Painting street art in a new light

Painting street art in a new light

It used to be the signpost of ghetto and grime, but now graffiti art is just as welcome in the gallery.

As the artform comes of age so too do its artists, who can now make a living from what was once a crime.

One up-and-coming street artist is now winning awards for interior design.

If you don't know his name, that's because he's kept it hidden -- for a decade this artist was a man behind a mask.

But now Andrew J Steel's coming out of the shadows and painting street art in a whole new light.

"We were anonymous as BMD for a very long time," he says. "Now I sit down and talk to people who like my work and like to stand by what I've created, rather than sort of doing it and running away."

As the artists BMD, Steel and Damian Radford-Scott were the pair behind some of this country's most iconic urban art.

But after 10 years together they've now split apart, and that division's on display for all to see.

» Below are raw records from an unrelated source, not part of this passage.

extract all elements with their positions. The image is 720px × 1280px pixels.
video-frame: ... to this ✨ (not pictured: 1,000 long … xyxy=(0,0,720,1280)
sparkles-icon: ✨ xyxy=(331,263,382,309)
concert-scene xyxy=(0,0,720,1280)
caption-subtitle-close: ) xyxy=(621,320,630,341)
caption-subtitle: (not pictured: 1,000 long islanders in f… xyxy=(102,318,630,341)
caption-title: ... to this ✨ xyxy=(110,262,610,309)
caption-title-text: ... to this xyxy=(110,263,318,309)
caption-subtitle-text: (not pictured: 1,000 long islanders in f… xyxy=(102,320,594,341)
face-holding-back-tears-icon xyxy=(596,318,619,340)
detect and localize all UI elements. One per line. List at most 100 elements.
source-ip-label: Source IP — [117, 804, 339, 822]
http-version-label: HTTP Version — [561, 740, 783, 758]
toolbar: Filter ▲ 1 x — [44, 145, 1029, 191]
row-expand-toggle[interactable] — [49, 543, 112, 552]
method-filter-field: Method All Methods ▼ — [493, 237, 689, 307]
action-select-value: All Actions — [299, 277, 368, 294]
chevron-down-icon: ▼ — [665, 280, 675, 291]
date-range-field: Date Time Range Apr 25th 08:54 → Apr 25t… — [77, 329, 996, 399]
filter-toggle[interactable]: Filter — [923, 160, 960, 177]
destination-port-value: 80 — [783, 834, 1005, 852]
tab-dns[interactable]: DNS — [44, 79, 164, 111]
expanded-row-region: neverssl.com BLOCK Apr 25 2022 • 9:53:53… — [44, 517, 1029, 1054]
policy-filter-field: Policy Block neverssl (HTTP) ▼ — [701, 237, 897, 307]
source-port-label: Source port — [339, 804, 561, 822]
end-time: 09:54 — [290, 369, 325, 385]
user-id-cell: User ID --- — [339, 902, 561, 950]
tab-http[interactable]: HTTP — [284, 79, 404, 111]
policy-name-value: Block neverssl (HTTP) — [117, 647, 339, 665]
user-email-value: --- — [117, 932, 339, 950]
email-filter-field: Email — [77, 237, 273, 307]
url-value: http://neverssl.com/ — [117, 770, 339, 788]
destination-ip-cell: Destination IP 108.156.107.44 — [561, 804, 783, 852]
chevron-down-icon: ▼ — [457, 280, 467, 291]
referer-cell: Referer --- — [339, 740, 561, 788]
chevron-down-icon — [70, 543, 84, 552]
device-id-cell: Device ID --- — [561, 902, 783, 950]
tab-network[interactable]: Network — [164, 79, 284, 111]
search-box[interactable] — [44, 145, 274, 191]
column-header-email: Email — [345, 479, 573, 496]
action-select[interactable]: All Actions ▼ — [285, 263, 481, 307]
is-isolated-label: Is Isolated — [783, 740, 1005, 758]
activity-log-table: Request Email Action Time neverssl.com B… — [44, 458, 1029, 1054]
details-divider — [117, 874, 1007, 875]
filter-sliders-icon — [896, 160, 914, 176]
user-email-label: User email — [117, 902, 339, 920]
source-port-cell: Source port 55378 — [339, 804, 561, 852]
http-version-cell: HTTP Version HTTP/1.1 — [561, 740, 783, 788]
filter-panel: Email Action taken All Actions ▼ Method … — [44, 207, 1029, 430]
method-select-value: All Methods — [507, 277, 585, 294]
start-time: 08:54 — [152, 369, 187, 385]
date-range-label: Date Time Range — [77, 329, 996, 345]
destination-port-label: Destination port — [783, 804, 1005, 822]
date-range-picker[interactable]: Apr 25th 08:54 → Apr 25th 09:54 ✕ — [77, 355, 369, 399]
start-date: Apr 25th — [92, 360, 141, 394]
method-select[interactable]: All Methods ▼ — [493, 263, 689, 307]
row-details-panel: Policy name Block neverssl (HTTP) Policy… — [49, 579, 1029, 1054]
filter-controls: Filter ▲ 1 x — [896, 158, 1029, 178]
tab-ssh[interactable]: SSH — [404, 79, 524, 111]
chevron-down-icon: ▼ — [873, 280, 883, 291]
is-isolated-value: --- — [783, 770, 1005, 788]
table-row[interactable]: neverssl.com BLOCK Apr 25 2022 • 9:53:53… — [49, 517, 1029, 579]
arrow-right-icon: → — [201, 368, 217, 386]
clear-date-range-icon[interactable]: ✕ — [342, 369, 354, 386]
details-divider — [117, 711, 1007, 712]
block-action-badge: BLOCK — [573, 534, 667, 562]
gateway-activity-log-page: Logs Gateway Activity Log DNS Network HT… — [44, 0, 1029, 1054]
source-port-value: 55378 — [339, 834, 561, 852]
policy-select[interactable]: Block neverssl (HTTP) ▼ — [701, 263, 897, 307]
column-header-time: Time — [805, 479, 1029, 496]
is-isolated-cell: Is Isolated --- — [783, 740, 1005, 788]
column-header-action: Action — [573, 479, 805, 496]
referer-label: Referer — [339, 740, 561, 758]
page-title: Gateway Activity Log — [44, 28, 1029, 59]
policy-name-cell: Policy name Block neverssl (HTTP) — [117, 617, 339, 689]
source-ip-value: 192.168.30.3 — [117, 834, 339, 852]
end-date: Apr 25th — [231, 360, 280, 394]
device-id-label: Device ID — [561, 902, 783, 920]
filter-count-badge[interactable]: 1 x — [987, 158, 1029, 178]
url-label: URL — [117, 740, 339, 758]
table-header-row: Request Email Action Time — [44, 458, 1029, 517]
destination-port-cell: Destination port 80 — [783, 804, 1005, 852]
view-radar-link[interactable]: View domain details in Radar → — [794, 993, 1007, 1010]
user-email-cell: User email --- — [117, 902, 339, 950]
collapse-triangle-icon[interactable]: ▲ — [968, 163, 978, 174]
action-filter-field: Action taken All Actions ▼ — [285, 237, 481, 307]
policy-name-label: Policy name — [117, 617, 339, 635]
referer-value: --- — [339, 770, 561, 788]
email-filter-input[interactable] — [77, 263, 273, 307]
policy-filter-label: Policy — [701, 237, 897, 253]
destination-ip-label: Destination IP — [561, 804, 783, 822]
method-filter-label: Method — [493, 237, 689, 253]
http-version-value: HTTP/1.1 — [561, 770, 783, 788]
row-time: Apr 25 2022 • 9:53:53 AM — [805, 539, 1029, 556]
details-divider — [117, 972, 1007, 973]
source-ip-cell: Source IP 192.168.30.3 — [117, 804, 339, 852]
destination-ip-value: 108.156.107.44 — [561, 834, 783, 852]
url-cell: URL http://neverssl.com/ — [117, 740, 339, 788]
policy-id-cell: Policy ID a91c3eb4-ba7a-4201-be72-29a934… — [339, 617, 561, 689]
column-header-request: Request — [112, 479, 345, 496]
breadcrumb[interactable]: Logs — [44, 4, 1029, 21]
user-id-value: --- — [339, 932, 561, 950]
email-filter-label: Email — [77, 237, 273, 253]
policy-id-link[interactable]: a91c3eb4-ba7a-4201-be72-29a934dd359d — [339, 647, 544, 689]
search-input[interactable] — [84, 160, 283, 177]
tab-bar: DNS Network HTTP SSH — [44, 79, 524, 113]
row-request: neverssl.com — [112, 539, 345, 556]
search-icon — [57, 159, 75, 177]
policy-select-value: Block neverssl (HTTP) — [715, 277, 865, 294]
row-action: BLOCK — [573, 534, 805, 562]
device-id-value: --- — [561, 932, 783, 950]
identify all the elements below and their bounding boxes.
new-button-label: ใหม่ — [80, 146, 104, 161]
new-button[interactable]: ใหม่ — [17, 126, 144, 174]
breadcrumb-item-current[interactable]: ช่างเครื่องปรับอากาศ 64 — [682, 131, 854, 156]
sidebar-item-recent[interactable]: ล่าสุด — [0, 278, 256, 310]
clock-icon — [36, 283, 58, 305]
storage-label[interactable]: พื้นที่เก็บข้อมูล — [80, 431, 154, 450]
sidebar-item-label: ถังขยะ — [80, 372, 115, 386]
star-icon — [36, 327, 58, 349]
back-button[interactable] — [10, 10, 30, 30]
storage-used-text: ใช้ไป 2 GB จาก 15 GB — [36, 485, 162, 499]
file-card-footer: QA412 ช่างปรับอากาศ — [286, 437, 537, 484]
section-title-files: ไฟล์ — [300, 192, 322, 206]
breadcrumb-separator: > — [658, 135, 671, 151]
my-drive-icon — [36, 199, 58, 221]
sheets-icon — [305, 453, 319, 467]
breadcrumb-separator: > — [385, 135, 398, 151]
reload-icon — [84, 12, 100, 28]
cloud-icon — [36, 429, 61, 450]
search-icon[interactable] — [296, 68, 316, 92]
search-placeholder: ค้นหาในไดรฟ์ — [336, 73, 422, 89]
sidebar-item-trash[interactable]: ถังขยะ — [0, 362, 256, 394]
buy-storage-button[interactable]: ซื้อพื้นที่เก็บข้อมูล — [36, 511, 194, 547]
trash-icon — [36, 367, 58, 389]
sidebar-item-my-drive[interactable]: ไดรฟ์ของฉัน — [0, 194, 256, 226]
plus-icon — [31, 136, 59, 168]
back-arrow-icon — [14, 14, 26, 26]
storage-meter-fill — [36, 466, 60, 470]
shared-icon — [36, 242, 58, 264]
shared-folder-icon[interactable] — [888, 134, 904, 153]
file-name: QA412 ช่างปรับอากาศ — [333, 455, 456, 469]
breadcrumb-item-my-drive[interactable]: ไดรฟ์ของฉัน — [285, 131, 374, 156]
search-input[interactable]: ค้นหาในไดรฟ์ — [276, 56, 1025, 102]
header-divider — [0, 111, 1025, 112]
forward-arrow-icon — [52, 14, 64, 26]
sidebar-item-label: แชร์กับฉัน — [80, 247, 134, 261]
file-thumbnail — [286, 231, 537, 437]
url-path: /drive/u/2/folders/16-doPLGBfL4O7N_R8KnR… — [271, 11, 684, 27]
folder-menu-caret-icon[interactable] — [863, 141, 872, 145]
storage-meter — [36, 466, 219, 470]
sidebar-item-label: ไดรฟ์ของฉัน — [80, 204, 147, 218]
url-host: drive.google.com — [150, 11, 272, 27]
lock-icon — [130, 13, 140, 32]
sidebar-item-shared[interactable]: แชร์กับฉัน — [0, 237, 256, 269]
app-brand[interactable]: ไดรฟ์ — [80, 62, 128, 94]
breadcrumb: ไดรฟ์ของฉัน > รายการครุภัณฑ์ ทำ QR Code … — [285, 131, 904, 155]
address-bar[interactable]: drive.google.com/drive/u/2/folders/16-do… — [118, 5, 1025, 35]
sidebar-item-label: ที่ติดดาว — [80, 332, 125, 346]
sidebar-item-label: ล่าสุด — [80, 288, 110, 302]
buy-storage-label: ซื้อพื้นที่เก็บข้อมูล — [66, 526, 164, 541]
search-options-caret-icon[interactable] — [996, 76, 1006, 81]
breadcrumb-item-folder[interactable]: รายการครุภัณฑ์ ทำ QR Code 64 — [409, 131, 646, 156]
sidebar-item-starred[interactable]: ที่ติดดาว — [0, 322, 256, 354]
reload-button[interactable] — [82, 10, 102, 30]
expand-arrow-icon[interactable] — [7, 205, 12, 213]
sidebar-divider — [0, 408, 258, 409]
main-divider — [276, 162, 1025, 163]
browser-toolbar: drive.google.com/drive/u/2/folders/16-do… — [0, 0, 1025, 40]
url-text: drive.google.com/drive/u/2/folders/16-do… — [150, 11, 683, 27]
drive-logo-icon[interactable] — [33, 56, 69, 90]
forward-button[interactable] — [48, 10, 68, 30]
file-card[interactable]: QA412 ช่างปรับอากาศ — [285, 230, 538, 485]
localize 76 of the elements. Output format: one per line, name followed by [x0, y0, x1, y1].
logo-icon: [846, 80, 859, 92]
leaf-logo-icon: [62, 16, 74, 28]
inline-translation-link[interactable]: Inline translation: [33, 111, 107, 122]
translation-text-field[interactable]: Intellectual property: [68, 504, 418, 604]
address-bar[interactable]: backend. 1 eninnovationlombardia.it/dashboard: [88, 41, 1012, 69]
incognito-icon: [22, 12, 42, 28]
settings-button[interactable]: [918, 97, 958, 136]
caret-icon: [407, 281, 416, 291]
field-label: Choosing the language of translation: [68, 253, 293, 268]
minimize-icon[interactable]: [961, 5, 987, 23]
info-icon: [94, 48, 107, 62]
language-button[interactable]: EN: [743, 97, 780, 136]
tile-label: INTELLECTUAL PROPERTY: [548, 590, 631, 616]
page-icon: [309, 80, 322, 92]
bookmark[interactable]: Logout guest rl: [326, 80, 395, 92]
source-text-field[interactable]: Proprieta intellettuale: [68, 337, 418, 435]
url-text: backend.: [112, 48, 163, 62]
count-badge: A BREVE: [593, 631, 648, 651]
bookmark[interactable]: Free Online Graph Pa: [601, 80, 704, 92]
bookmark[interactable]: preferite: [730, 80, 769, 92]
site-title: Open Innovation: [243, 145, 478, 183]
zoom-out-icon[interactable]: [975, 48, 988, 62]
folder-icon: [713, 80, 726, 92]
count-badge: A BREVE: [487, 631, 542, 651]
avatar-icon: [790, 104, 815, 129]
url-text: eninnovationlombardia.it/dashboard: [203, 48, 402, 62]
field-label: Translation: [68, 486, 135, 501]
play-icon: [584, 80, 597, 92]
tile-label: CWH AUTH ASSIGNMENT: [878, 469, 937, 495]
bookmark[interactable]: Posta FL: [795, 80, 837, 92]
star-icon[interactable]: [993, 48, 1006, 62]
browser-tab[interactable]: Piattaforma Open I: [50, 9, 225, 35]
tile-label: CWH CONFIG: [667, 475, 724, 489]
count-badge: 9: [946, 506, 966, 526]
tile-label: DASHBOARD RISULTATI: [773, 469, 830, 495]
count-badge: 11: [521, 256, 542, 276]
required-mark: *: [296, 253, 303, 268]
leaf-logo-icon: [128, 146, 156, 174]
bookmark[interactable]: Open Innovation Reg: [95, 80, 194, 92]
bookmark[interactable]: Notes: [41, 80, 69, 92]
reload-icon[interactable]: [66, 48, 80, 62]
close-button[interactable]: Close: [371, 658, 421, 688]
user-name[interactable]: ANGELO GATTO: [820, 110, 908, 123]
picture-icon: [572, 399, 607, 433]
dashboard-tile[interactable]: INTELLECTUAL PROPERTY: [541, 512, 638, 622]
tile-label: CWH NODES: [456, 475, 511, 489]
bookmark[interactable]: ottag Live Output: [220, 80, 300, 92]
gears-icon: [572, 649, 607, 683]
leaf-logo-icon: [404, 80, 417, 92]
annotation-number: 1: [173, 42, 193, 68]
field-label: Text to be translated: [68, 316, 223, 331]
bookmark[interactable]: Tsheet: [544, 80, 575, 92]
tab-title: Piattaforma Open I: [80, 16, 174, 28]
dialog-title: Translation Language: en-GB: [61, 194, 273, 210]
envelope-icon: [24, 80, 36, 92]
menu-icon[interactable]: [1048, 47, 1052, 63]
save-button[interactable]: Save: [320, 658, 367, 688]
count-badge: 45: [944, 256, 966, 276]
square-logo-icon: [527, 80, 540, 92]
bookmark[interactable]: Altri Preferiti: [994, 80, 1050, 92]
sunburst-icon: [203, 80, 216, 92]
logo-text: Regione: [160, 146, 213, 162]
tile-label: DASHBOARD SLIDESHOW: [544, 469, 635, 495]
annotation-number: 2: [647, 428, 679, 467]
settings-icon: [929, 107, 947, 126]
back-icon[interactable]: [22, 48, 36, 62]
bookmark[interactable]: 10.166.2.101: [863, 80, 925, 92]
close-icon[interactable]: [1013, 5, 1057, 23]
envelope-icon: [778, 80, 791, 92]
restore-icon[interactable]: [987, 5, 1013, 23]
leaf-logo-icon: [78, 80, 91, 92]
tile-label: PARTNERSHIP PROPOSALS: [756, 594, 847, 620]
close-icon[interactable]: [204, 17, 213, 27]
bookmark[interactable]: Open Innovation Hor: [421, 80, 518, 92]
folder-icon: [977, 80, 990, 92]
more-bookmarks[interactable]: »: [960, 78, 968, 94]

"One of the first walls I did when I went solo was a piece about the breakup," Steel says. "I did a knife fight between two dogs, and that's kind of how things became between us where we were distant and we disagreed a lot and it was very much a dog fight."

For Steel it was cathartic -- a way to vent his thoughts. Now he hopes his art can give the same release to those who see it.

"My art practice is escapism for myself and others," he says. "I do it to escape other things that have happened to me, and I really want to use that to help other people escape as well."

That escape has led Steel on an improbable journey that sees his art now regarded as interior design -- so much so it's earning him national awards, and a place on the walls of the country's finest homes.

"A lot of people that commission me didn't used to like street art or they thought it was a guy in a hoodie and baggie jeans, but now they've sort of realised it's contemporary art," Steel says.

Street art has claimed a place in the modern urban world, where change is a constant and permanence is a myth.

"Nothing lasts forever," Steel says. "With this show it's the same, it's just a shorter time span, a shorter time scale. So come Monday, everything in here is going to be destroyed and it'd be all over."

Of course that doesn't bother this artist at all -- when the world is your canvas, the work is never done.